Economia

Aeroporto de Cascais quer receber toda a aviação executiva de Lisboa até 2021

Carlos Carreiras, presidente da Câmara de Cascais.

De acordo com os dados da autarquia, o Aeroporto de Cascais é atualmente o quarto de maior movimento depois de Lisboa, Porto e Faro.
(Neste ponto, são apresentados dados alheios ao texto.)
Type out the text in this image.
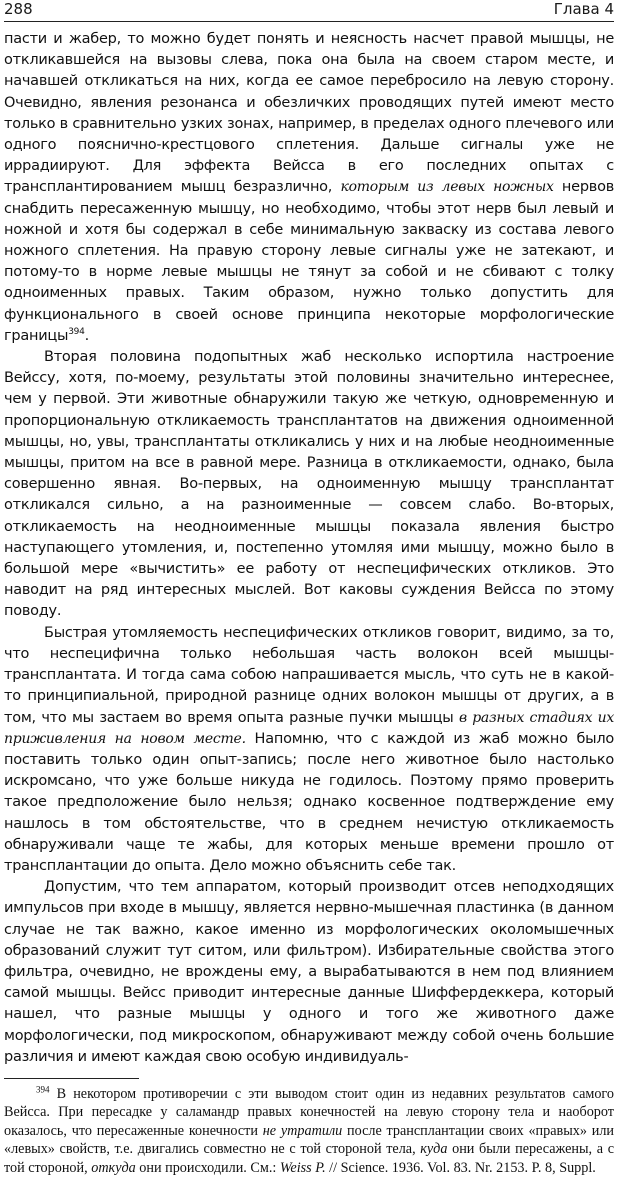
288	Глава 4

пасти и жабер, то можно будет понять и неясность насчет правой мышцы, не откликавшейся на вызовы слева, пока она была на своем старом месте, и начавшей откликаться на них, когда ее самое перебросило на левую сторону. Очевидно, явления резонанса и обезличких проводящих путей имеют место только в сравнительно узких зонах, например, в пределах одного плечевого или одного пояснично-крестцового сплетения. Дальше сигналы уже не иррадиируют. Для эффекта Вейсса в его последних опытах с трансплантированием мышц безразлично, которым из левых ножных нервов снабдить пересаженную мышцу, но необходимо, чтобы этот нерв был левый и ножной и хотя бы содержал в себе минимальную закваску из состава левого ножного сплетения. На правую сторону левые сигналы уже не затекают, и потому-то в норме левые мышцы не тянут за собой и не сбивают с толку одноименных правых. Таким образом, нужно только допустить для функционального в своей основе принципа некоторые морфологические границы$^{394}$.

Вторая половина подопытных жаб несколько испортила настроение Вейссу, хотя, по-моему, результаты этой половины значительно интереснее, чем у первой. Эти животные обнаружили такую же четкую, одновременную и пропорциональную откликаемость трансплантатов на движения одноименной мышцы, но, увы, трансплантаты откликались у них и на любые неодноименные мышцы, притом на все в равной мере. Разница в откликаемости, однако, была совершенно явная. Во-первых, на одноименную мышцу трансплантат откликался сильно, а на разноименные — совсем слабо. Во-вторых, откликаемость на неодноименные мышцы показала явления быстро наступающего утомления, и, постепенно утомляя ими мышцу, можно было в большой мере «вычистить» ее работу от неспецифических откликов. Это наводит на ряд интересных мыслей. Вот каковы суждения Вейсса по этому поводу.

Быстрая утомляемость неспецифических откликов говорит, видимо, за то, что неспецифична только небольшая часть волокон всей мышцы-трансплантата. И тогда сама собою напрашивается мысль, что суть не в какой-то принципиальной, природной разнице одних волокон мышцы от других, а в том, что мы застаем во время опыта разные пучки мышцы в разных стадиях их приживления на новом месте. Напомню, что с каждой из жаб можно было поставить только один опыт-запись; после него животное было настолько искромсано, что уже больше никуда не годилось. Поэтому прямо проверить такое предположение было нельзя; однако косвенное подтверждение ему нашлось в том обстоятельстве, что в среднем нечистую откликаемость обнаруживали чаще те жабы, для которых меньше времени прошло от трансплантации до опыта. Дело можно объяснить себе так.

Допустим, что тем аппаратом, который производит отсев неподходящих импульсов при входе в мышцу, является нервно-мышечная пластинка (в данном случае не так важно, какое именно из морфологических околомышечных образований служит тут ситом, или фильтром). Избирательные свойства этого фильтра, очевидно, не врождены ему, а вырабатываются в нем под влиянием самой мышцы. Вейсс приводит интересные данные Шиффердеккера, который нашел, что разные мышцы у одного и того же животного даже морфологически, под микроскопом, обнаруживают между собой очень большие различия и имеют каждая свою особую индивидуаль-

$^{394}$ В некотором противоречии с эти выводом стоит один из недавних результатов самого Вейсса. При пересадке у саламандр правых конечностей на левую сторону тела и наоборот оказалось, что пересаженные конечности не утратили после трансплантации своих «правых» или «левых» свойств, т.е. двигались совместно не с той стороной тела, куда они были пересажены, а с той стороной, откуда они происходили. См.: Weiss P. // Science. 1936. Vol. 83. Nr. 2153. P. 8, Suppl.
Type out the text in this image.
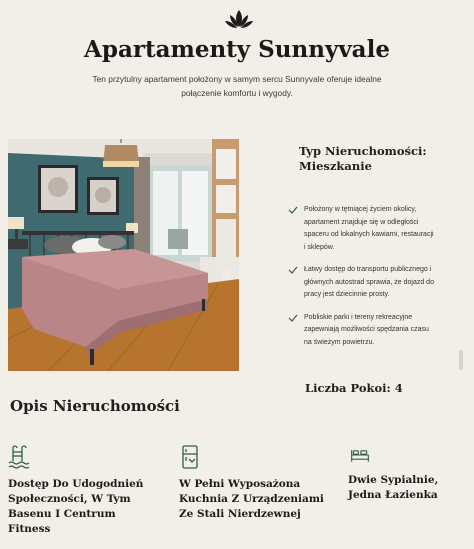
Apartamenty Sunnyvale
Ten przytulny apartament położony w samym sercu Sunnyvale oferuje idealne połączenie komfortu i wygody.
Typ Nieruchomości:
Mieszkanie
Położony w tętniącej życiem okolicy, apartament znajduje się w odległości spaceru od lokalnych kawiarni, restauracji i sklepów.
Łatwy dostęp do transportu publicznego i głównych autostrad sprawia, że dojazd do pracy jest dziecinnie prosty.
Pobliskie parki i tereny rekreacyjne zapewniają możliwości spędzania czasu na świeżym powietrzu.
Liczba Pokoi: 4
Opis Nieruchomości
Dostęp Do Udogodnień Społeczności, W Tym Basenu I Centrum Fitness
W Pełni Wyposażona Kuchnia Z Urządzeniami Ze Stali Nierdzewnej
Dwie Sypialnie, Jedna Łazienka
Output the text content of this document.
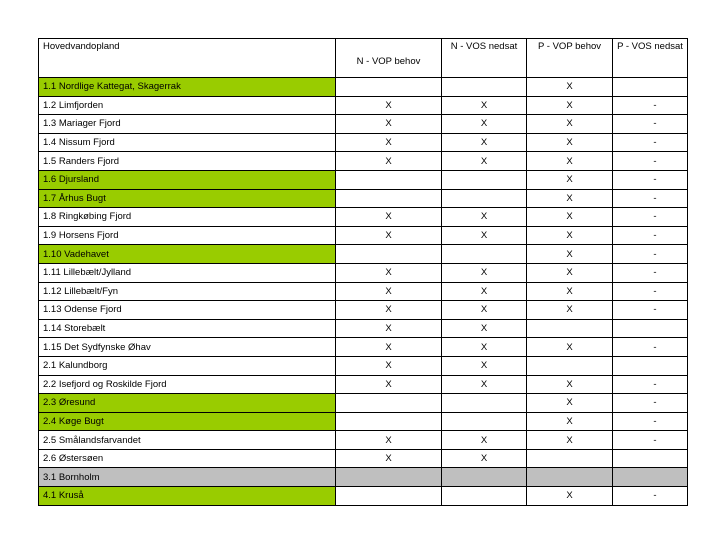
Hovedvandopland	N - VOP behov	N - VOS nedsat	P - VOP behov	P - VOS nedsat
1.1 Nordlige Kattegat, Skagerrak			X	
1.2 Limfjorden	X	X	X	-
1.3 Mariager Fjord	X	X	X	-
1.4 Nissum Fjord	X	X	X	-
1.5 Randers Fjord	X	X	X	-
1.6 Djursland			X	-
1.7 Århus Bugt			X	-
1.8 Ringkøbing Fjord	X	X	X	-
1.9 Horsens Fjord	X	X	X	-
1.10 Vadehavet			X	-
1.11 Lillebælt/Jylland	X	X	X	-
1.12 Lillebælt/Fyn	X	X	X	-
1.13 Odense Fjord	X	X	X	-
1.14 Storebælt	X	X		
1.15 Det Sydfynske Øhav	X	X	X	-
2.1 Kalundborg	X	X		
2.2 Isefjord og Roskilde Fjord	X	X	X	-
2.3 Øresund			X	-
2.4 Køge Bugt			X	-
2.5 Smålandsfarvandet	X	X	X	-
2.6 Østersøen	X	X		
3.1 Bornholm				
4.1 Kruså			X	-
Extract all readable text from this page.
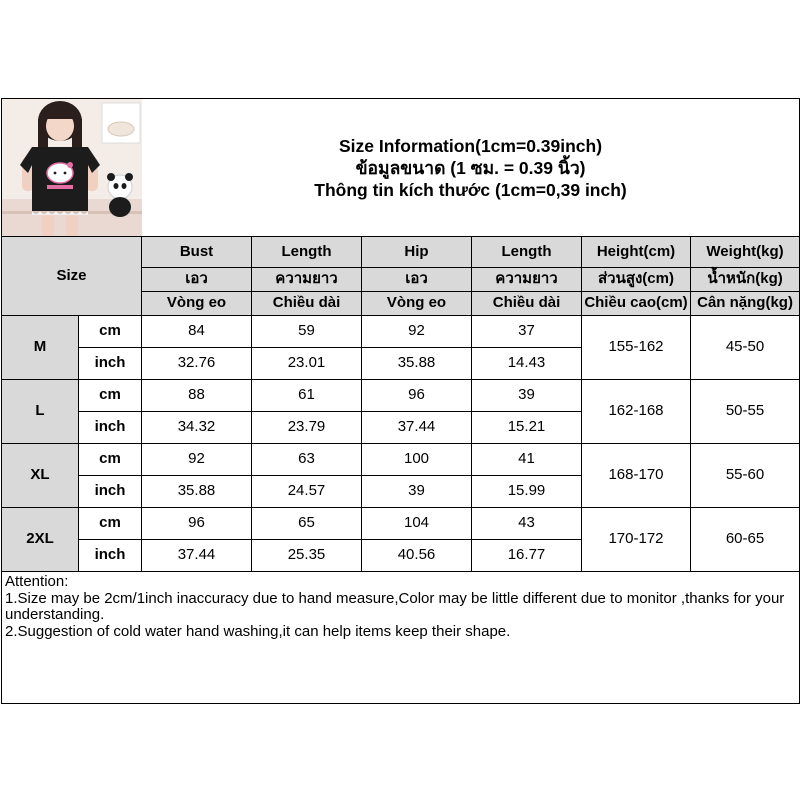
Size Information(1cm=0.39inch)
ข้อมูลขนาด (1 ซม. = 0.39 นิ้ว)
Thông tin kích thước (1cm=0,39 inch)					

Size		Bust	Length	Hip	Length	Height(cm)	Weight(kg)
		เอว	ความยาว	เอว	ความยาว	ส่วนสูง(cm)	น้ำหนัก(kg)
		Vòng eo	Chiều dài	Vòng eo	Chiều dài	Chiều cao(cm)	Cân nặng(kg)
M	cm	84	59	92	37	155-162	45-50
	inch	32.76	23.01	35.88	14.43		
L	cm	88	61	96	39	162-168	50-55
	inch	34.32	23.79	37.44	15.21		
XL	cm	92	63	100	41	168-170	55-60
	inch	35.88	24.57	39	15.99		
2XL	cm	96	65	104	43	170-172	60-65
	inch	37.44	25.35	40.56	16.77		

Attention:
1.Size may be 2cm/1inch inaccuracy due to hand measure,Color may be little different due to monitor ,thanks for your understanding.
2.Suggestion of cold water hand washing,it can help items keep their shape.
O presidente da Câmara de Cascais, Carlos Carreiras, disse hoje, em declarações à agência Lusa, que o Aeroporto de Cascais, em Tires, está a preparar-se para receber a totalidade da aviação executiva até 2021.


Em declarações à Lusa à margem da inauguração do novo Centro de Simuladores de Voo da TAP, Carlos Carreiras disse estarem previstos investimentos no aeroporto, antigo aeródromo de Tires, de cerca de um milhão de euros, de forma a capacitar esta infraestrutura a receber mais gente, nomeadamente ao nível da ampliação da presença das forças de segurança (PSP, GNR e Serviço de Estrangeiros e Fronteiras).


"A aviação executiva tem algumas especificidades, ocupa espaço em Lisboa e não gera tantas receitas como a aviação comercial. É positivo para Lisboa ver-se livre destas operações e Tires está muito próximo", disse.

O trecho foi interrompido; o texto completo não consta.